Dengan jean belel, kaos oblong lengan panjang hitam, Arjo bergegas ke luar pintu. Mengunci pintu kamar kontrakan itu dengan kecekatan seorang lelaki tanpa beban pikiran apapun. Ia melangkah di teritisan belakang rumah untuk melewati beberapa kamar kontrakan lain.

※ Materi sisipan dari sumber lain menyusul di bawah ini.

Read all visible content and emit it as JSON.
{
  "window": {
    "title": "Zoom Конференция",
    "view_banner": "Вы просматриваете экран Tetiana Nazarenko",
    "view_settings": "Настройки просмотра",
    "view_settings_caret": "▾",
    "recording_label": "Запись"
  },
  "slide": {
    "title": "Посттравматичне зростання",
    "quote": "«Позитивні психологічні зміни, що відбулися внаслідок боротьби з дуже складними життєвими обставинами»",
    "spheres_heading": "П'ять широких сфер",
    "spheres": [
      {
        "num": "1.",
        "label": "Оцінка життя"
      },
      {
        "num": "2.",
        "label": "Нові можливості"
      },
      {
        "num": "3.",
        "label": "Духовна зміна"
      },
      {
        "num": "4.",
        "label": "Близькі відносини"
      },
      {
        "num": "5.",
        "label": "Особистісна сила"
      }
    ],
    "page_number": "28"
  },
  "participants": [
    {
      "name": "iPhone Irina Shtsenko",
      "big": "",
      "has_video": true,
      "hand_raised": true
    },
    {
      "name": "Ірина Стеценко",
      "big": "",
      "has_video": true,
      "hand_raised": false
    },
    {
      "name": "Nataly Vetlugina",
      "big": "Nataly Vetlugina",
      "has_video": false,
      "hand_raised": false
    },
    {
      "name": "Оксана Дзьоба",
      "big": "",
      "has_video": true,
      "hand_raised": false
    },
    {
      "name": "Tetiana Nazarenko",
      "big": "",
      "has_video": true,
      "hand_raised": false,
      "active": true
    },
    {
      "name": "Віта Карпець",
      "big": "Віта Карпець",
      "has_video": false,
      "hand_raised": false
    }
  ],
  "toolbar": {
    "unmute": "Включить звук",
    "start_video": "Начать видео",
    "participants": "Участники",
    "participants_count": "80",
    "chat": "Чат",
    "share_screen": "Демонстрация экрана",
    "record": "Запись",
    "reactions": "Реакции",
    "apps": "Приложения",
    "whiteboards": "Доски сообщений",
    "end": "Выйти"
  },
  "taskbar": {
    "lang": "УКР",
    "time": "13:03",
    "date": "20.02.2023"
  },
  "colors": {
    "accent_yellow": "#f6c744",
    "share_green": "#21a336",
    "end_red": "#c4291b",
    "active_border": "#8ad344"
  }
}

Namun secepat itu sebuah teguran menyambar telinganya.
“Katanya lagi sakit? Mau pergi juga, Bang? Di mana sepedanya?” seru Tante Martje tiba-tiba di belakang punggung Arjo.
Lelaki itu menoleh cepat. Berpikir keras untuk menghindar. Namun seperti setiap kali, ia terjebak pada pembicaraan yang sulit dihindari. Perempuan gemuk sekitar 45 tahun itu mencolek pinggang dengan keras.
“Ada urusan penting dan gawat ini, Tante. Aku harus pergi. Sepeda ringsek, ada di bengkel sepeda. Kemarin aku ketimpa musibah. Sebuah mobil main nyelonong saja, hingga sepedaku remuk. Untung aku dan seorang perempuan yang membonceng selamat, meski ada memar dan luka di sana-sini. . . . .!” Arjo menjelaskan singkat, untuk segera beranjak.
“Tunggu! Kecelakaan bagaimana?”
“Ya, begitu itu tadi cerita singkatnya. Aku harus menemui Haji Lolong, bapak dari perempuan yang kubonceng kemarin. Entah apa yang dimauinya. Bagaimana kabar Om Robby hari ini?” Arjo segera mengalihkan pembicaraan.